Meddings’ passion for law should be trademarked

Wisconsin Law Journal

Lori Meddings wasn’t a traditional fit for intellectual property law.

But that didn’t stop her.

“I took a few classes about intellectual property law, and I was hooked. I completely fell in love with it, so my focus became finding opportunities in that space that would allow me to practice as an intellectual property attorney, even though I didn’t have a technical background, even though that was required to practice before the patent office.”

She found that opportunity at Michael Best & Friedrich, where she specializes in mostly trademark enforcement and protection, representing clients from small start-ups to global companies, from Wisconsin to Korea.

“I enjoy that there is so much variety. And the law is constantly evolving so there’s always new challenges,” Meddings said.

She also enjoys the “not-run-of-the-mill issues, like trade dress protection, where the color of a product or the configuration of a product’s packaging is protected.”

And then there’s the global aspect of her work.

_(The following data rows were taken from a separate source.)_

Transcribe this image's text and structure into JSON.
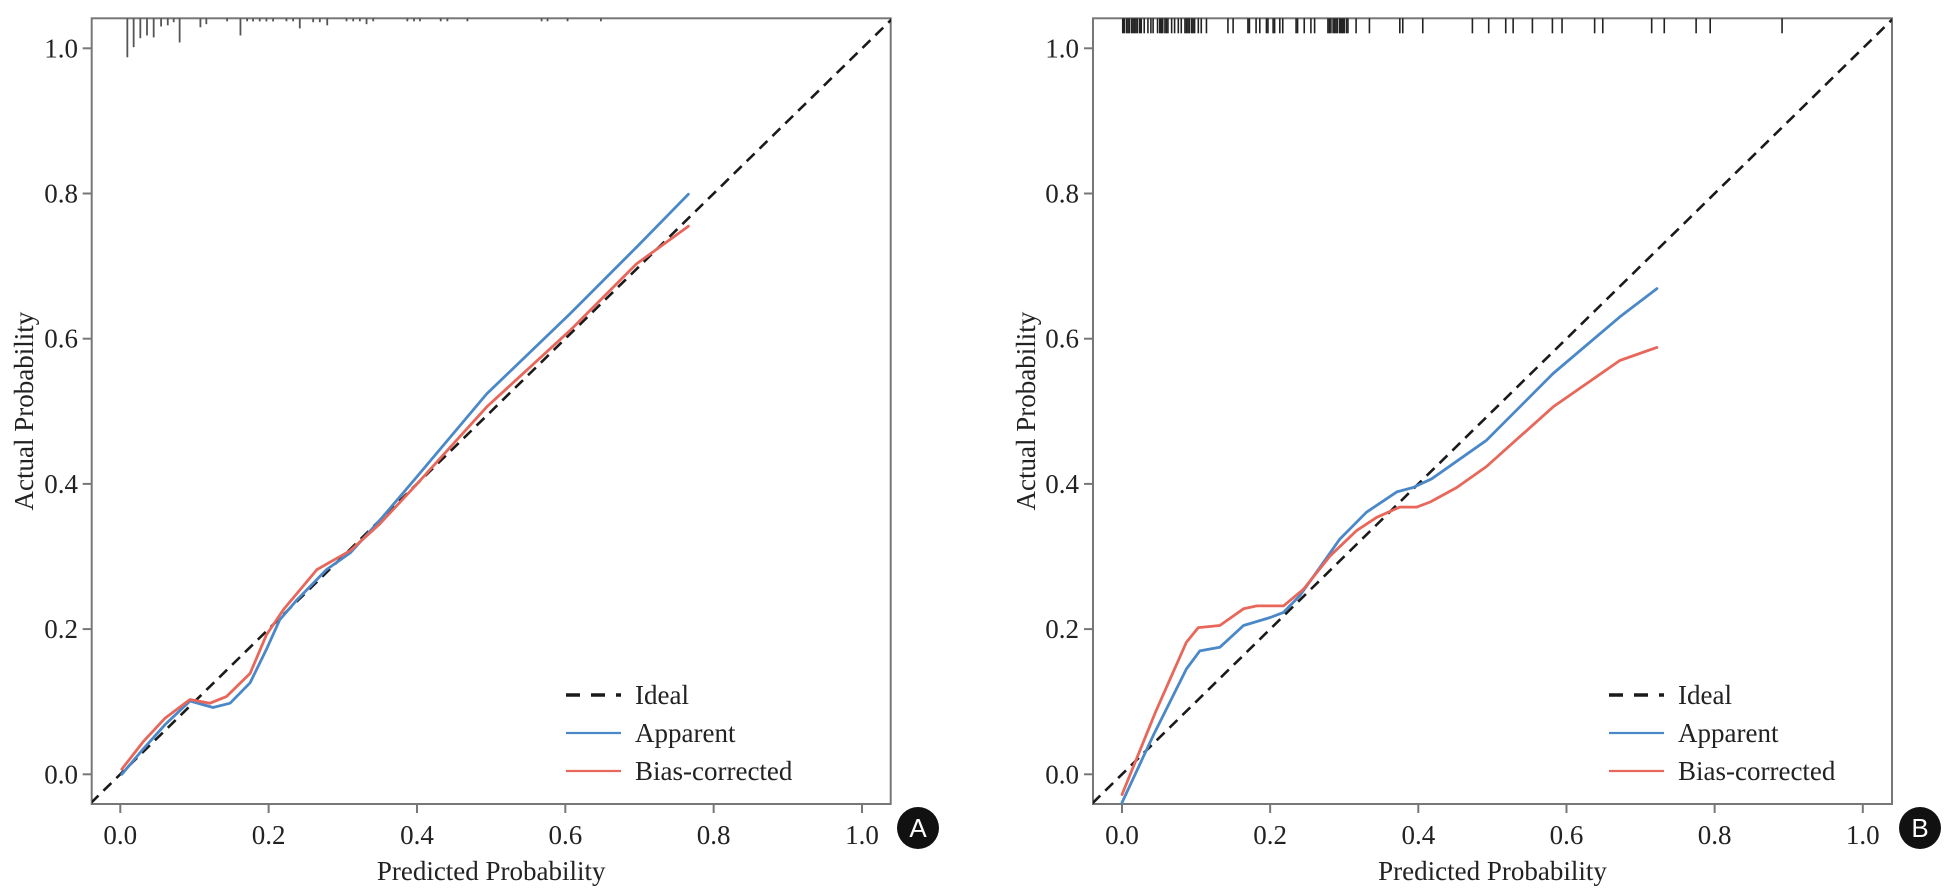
{
  "chart_data": [
    {
      "panel_label": "A",
      "type": "line",
      "xlabel": "Predicted Probability",
      "ylabel": "Actual Probability",
      "xlim": [
        -0.04,
        1.04
      ],
      "ylim": [
        -0.04,
        1.04
      ],
      "xticks": [
        "0.0",
        "0.2",
        "0.4",
        "0.6",
        "0.8",
        "1.0"
      ],
      "yticks": [
        "0.0",
        "0.2",
        "0.4",
        "0.6",
        "0.8",
        "1.0"
      ],
      "grid": false,
      "legend_position": "bottom-right",
      "series": [
        {
          "name": "Ideal",
          "style": "dashed",
          "color": "#1a1a1a",
          "x": [
            -0.04,
            1.04
          ],
          "y": [
            -0.04,
            1.04
          ]
        },
        {
          "name": "Apparent",
          "style": "solid",
          "color": "#4a88c8",
          "x": [
            0.002,
            0.031,
            0.06,
            0.094,
            0.125,
            0.148,
            0.175,
            0.197,
            0.215,
            0.238,
            0.278,
            0.31,
            0.35,
            0.4,
            0.494,
            0.606,
            0.696,
            0.766
          ],
          "y": [
            0.0,
            0.035,
            0.068,
            0.101,
            0.092,
            0.098,
            0.126,
            0.172,
            0.213,
            0.24,
            0.282,
            0.305,
            0.35,
            0.41,
            0.524,
            0.634,
            0.726,
            0.799
          ]
        },
        {
          "name": "Bias-corrected",
          "style": "solid",
          "color": "#e8675b",
          "x": [
            0.002,
            0.031,
            0.06,
            0.094,
            0.121,
            0.143,
            0.175,
            0.197,
            0.22,
            0.265,
            0.31,
            0.35,
            0.4,
            0.494,
            0.606,
            0.696,
            0.766
          ],
          "y": [
            0.007,
            0.045,
            0.077,
            0.103,
            0.098,
            0.107,
            0.139,
            0.192,
            0.227,
            0.282,
            0.308,
            0.345,
            0.4,
            0.506,
            0.611,
            0.703,
            0.755
          ]
        }
      ],
      "rug": {
        "x": [
          0.0095,
          0.018,
          0.027,
          0.036,
          0.045,
          0.055,
          0.064,
          0.072,
          0.08,
          0.108,
          0.116,
          0.144,
          0.162,
          0.171,
          0.179,
          0.188,
          0.197,
          0.206,
          0.224,
          0.233,
          0.242,
          0.26,
          0.269,
          0.279,
          0.305,
          0.314,
          0.323,
          0.332,
          0.341,
          0.387,
          0.396,
          0.404,
          0.432,
          0.441,
          0.468,
          0.568,
          0.576,
          0.603,
          0.648
        ],
        "relative_frequency": [
          1.0,
          0.74,
          0.51,
          0.44,
          0.49,
          0.21,
          0.18,
          0.1,
          0.62,
          0.23,
          0.15,
          0.05,
          0.44,
          0.05,
          0.08,
          0.08,
          0.08,
          0.08,
          0.05,
          0.05,
          0.26,
          0.1,
          0.1,
          0.18,
          0.05,
          0.05,
          0.05,
          0.15,
          0.05,
          0.05,
          0.05,
          0.05,
          0.05,
          0.05,
          0.05,
          0.05,
          0.05,
          0.05,
          0.05
        ]
      }
    },
    {
      "panel_label": "B",
      "type": "line",
      "xlabel": "Predicted Probability",
      "ylabel": "Actual Probability",
      "xlim": [
        -0.04,
        1.04
      ],
      "ylim": [
        -0.04,
        1.04
      ],
      "xticks": [
        "0.0",
        "0.2",
        "0.4",
        "0.6",
        "0.8",
        "1.0"
      ],
      "yticks": [
        "0.0",
        "0.2",
        "0.4",
        "0.6",
        "0.8",
        "1.0"
      ],
      "grid": false,
      "legend_position": "bottom-right",
      "series": [
        {
          "name": "Ideal",
          "style": "dashed",
          "color": "#1a1a1a",
          "x": [
            -0.04,
            1.04
          ],
          "y": [
            -0.04,
            1.04
          ]
        },
        {
          "name": "Apparent",
          "style": "solid",
          "color": "#4a88c8",
          "x": [
            0.0,
            0.042,
            0.087,
            0.105,
            0.132,
            0.164,
            0.2,
            0.218,
            0.24,
            0.272,
            0.294,
            0.33,
            0.371,
            0.393,
            0.418,
            0.492,
            0.582,
            0.672,
            0.722
          ],
          "y": [
            -0.039,
            0.053,
            0.145,
            0.17,
            0.175,
            0.205,
            0.216,
            0.223,
            0.246,
            0.292,
            0.324,
            0.361,
            0.389,
            0.395,
            0.407,
            0.46,
            0.552,
            0.63,
            0.669
          ]
        },
        {
          "name": "Bias-corrected",
          "style": "solid",
          "color": "#e8675b",
          "x": [
            0.0,
            0.045,
            0.087,
            0.103,
            0.132,
            0.164,
            0.182,
            0.218,
            0.245,
            0.281,
            0.317,
            0.344,
            0.375,
            0.398,
            0.416,
            0.452,
            0.492,
            0.582,
            0.672,
            0.722
          ],
          "y": [
            -0.028,
            0.085,
            0.182,
            0.202,
            0.205,
            0.228,
            0.232,
            0.232,
            0.255,
            0.301,
            0.336,
            0.354,
            0.368,
            0.368,
            0.375,
            0.395,
            0.424,
            0.506,
            0.57,
            0.588
          ]
        }
      ],
      "rug": {
        "x": [
          0.001,
          0.003,
          0.006,
          0.008,
          0.01,
          0.013,
          0.015,
          0.017,
          0.019,
          0.021,
          0.024,
          0.026,
          0.03,
          0.035,
          0.039,
          0.042,
          0.048,
          0.051,
          0.053,
          0.055,
          0.058,
          0.06,
          0.062,
          0.067,
          0.071,
          0.076,
          0.08,
          0.085,
          0.087,
          0.089,
          0.091,
          0.094,
          0.096,
          0.098,
          0.103,
          0.107,
          0.114,
          0.143,
          0.15,
          0.17,
          0.172,
          0.181,
          0.186,
          0.195,
          0.197,
          0.204,
          0.206,
          0.213,
          0.217,
          0.235,
          0.237,
          0.246,
          0.255,
          0.26,
          0.278,
          0.28,
          0.282,
          0.285,
          0.287,
          0.289,
          0.291,
          0.294,
          0.296,
          0.298,
          0.3,
          0.303,
          0.305,
          0.316,
          0.334,
          0.375,
          0.379,
          0.406,
          0.473,
          0.495,
          0.518,
          0.528,
          0.554,
          0.581,
          0.594,
          0.638,
          0.649,
          0.715,
          0.732,
          0.775,
          0.794,
          0.891
        ],
        "relative_frequency": "uniform"
      }
    }
  ]
}
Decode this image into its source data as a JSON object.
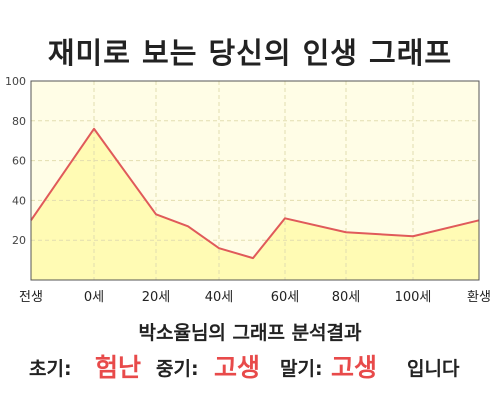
{
  "title": "재미로 보는 당신의 인생 그래프",
  "chart_data": {
    "type": "area",
    "x": [
      "전생",
      "0세",
      "20세",
      "40세",
      "60세",
      "80세",
      "100세",
      "환생"
    ],
    "points": [
      {
        "x": "전생",
        "y": 30
      },
      {
        "x": "0세",
        "y": 76
      },
      {
        "x": "20세",
        "y": 33
      },
      {
        "x": "30세",
        "y": 27
      },
      {
        "x": "40세",
        "y": 16
      },
      {
        "x": "50세",
        "y": 11
      },
      {
        "x": "60세",
        "y": 31
      },
      {
        "x": "80세",
        "y": 24
      },
      {
        "x": "100세",
        "y": 22
      },
      {
        "x": "환생",
        "y": 30
      }
    ],
    "y_ticks": [
      "100",
      "80",
      "60",
      "40",
      "20"
    ],
    "ylim": [
      0,
      100
    ],
    "grid": true,
    "colors": {
      "line": "#e05a5a",
      "fill": "#fffbb4",
      "plot_bg": "#fffde6"
    }
  },
  "summary": "박소율님의 그래프 분석결과",
  "verdict": {
    "early_label": "초기:",
    "early_value": "험난",
    "mid_label": "중기:",
    "mid_value": "고생",
    "late_label": "말기:",
    "late_value": "고생",
    "suffix": "입니다"
  }
}
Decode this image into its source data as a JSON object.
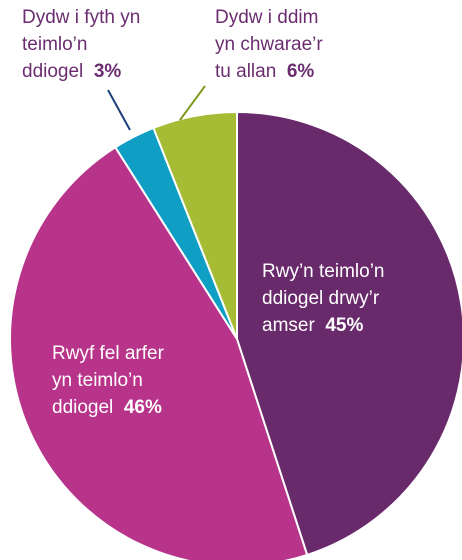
{
  "chart_data": {
    "type": "pie",
    "categories": [
      "Rwy’n teimlo’n\nddiogel drwy’r\namser",
      "Rwyf fel arfer\nyn teimlo’n\nddiogel",
      "Dydw i fyth yn\nteimlo’n\nddiogel",
      "Dydw i ddim\nyn chwarae’r\ntu allan"
    ],
    "values": [
      45,
      46,
      3,
      6
    ],
    "value_labels": [
      "45%",
      "46%",
      "3%",
      "6%"
    ],
    "colors": [
      "#692a6c",
      "#b8338a",
      "#0f9ec4",
      "#a6bc35"
    ]
  }
}
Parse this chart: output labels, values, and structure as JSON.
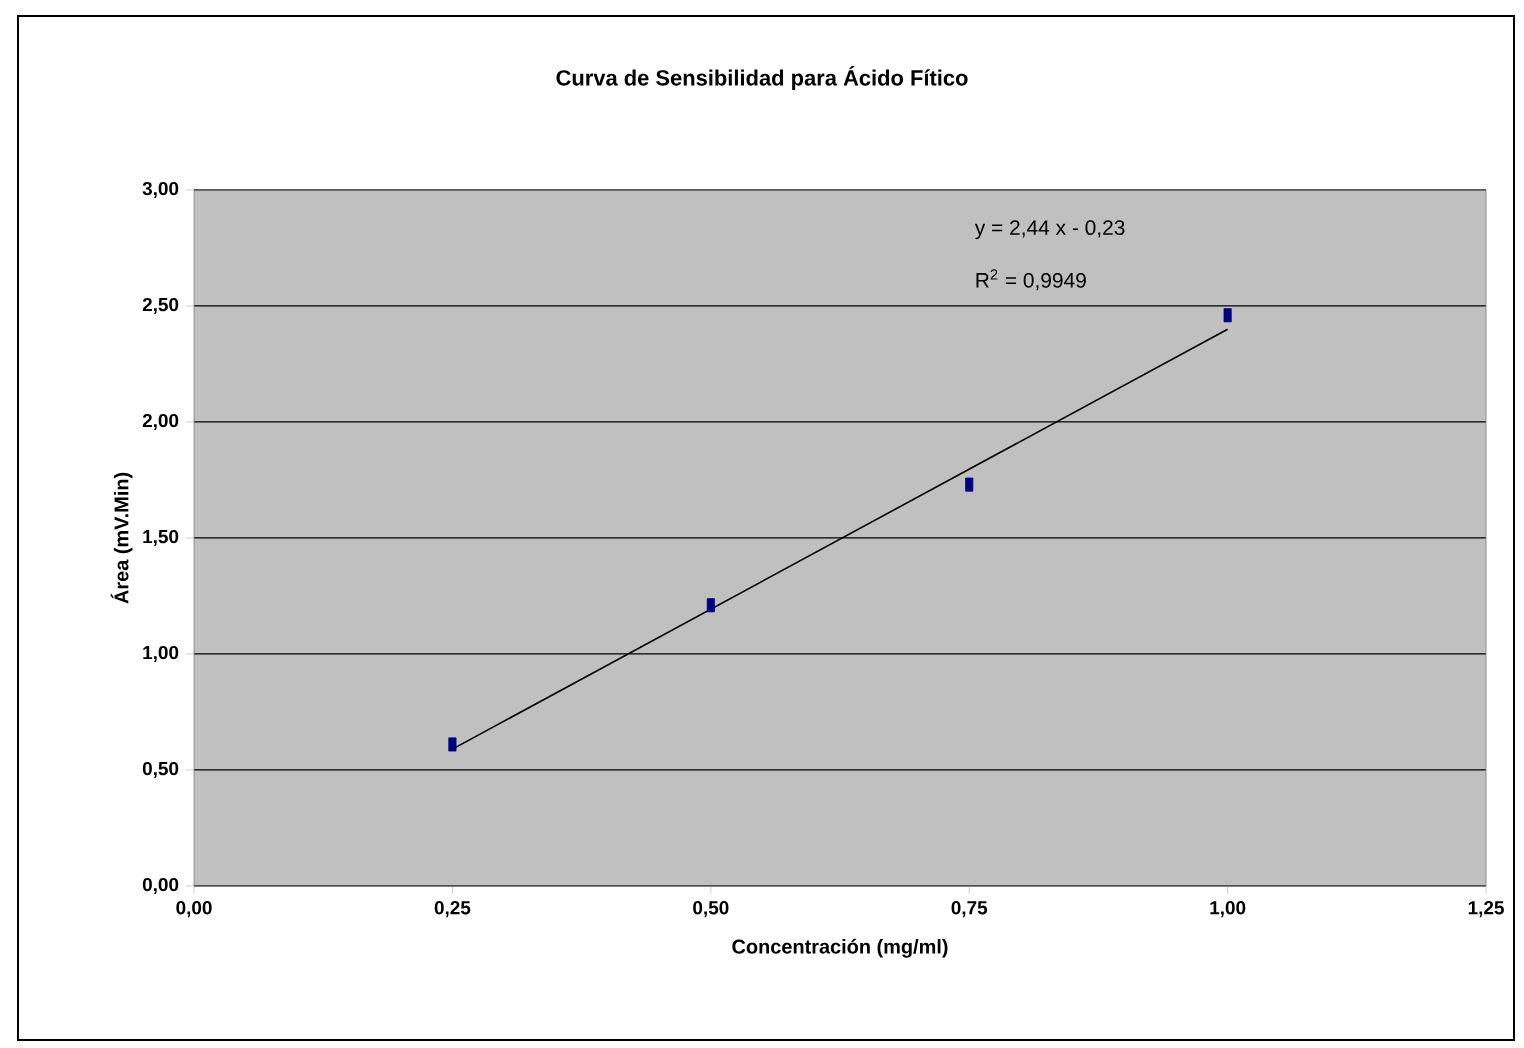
{
  "chart_data": {
    "type": "scatter",
    "title": "Curva de Sensibilidad para Ácido Fítico",
    "xlabel": "Concentración (mg/ml)",
    "ylabel": "Área (mV.Min)",
    "annotations": [
      "y = 2,44 x - 0,23",
      "R$^{2}$ = 0,9949"
    ],
    "xlim": [
      0,
      1.25
    ],
    "ylim": [
      0,
      3
    ],
    "xticks": [
      {
        "value": 0,
        "label": "0,00"
      },
      {
        "value": 0.25,
        "label": "0,25"
      },
      {
        "value": 0.5,
        "label": "0,50"
      },
      {
        "value": 0.75,
        "label": "0,75"
      },
      {
        "value": 1,
        "label": "1,00"
      },
      {
        "value": 1.25,
        "label": "1,25"
      }
    ],
    "yticks": [
      {
        "value": 0,
        "label": "0,00"
      },
      {
        "value": 0.5,
        "label": "0,50"
      },
      {
        "value": 1,
        "label": "1,00"
      },
      {
        "value": 1.5,
        "label": "1,50"
      },
      {
        "value": 2,
        "label": "2,00"
      },
      {
        "value": 2.5,
        "label": "2,50"
      },
      {
        "value": 3,
        "label": "3,00"
      }
    ],
    "grid": "y",
    "marker": "square",
    "series": [
      {
        "color": "#000080",
        "x": [
          0.25,
          0.5,
          0.75,
          1.0
        ],
        "values": [
          0.61,
          1.21,
          1.73,
          2.46
        ]
      },
      {
        "type": "line",
        "color": "#000000",
        "marker": "none",
        "x": [
          0.25,
          1.0
        ],
        "values": [
          0.59,
          2.4
        ]
      }
    ]
  }
}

“There are a lot of counterfeit goods that originate from other countries, in particular China, India, Taiwan,” Meddings said. “I’m able to practice trademark law, but I also get to practice internationally. It’s the best of both worlds. And, along that way, I get to develop great relationships with people around the world. It’s cool.

“There is just so much out there to open our minds to and to understand. The world is so much more than our law firm, than Madison, than Wisconsin.”

Meddings also keeps an eye on interests closer to home, from coaching her daughter’s basketball team to her work as chair of Michael Best’s Diversity and Inclusion Committee.

“It brings a lot of richness and value to the work we do,” Meddings said of the inclusion committee. “And for a law firm, or any business, it’s very important to take that to heart because the world is changing so rapidly, and we are going to be stale and left behind if we don’t embrace that.”

Meddings also volunteers with the Rape Crisis Center in Madison.

“It’s an issue people don’t talk about very much because it’s uncomfortable to talk about, but I think it’s important that people are aware help is there if they need it. It re-energizes my feeling that this is an important resource for the community.”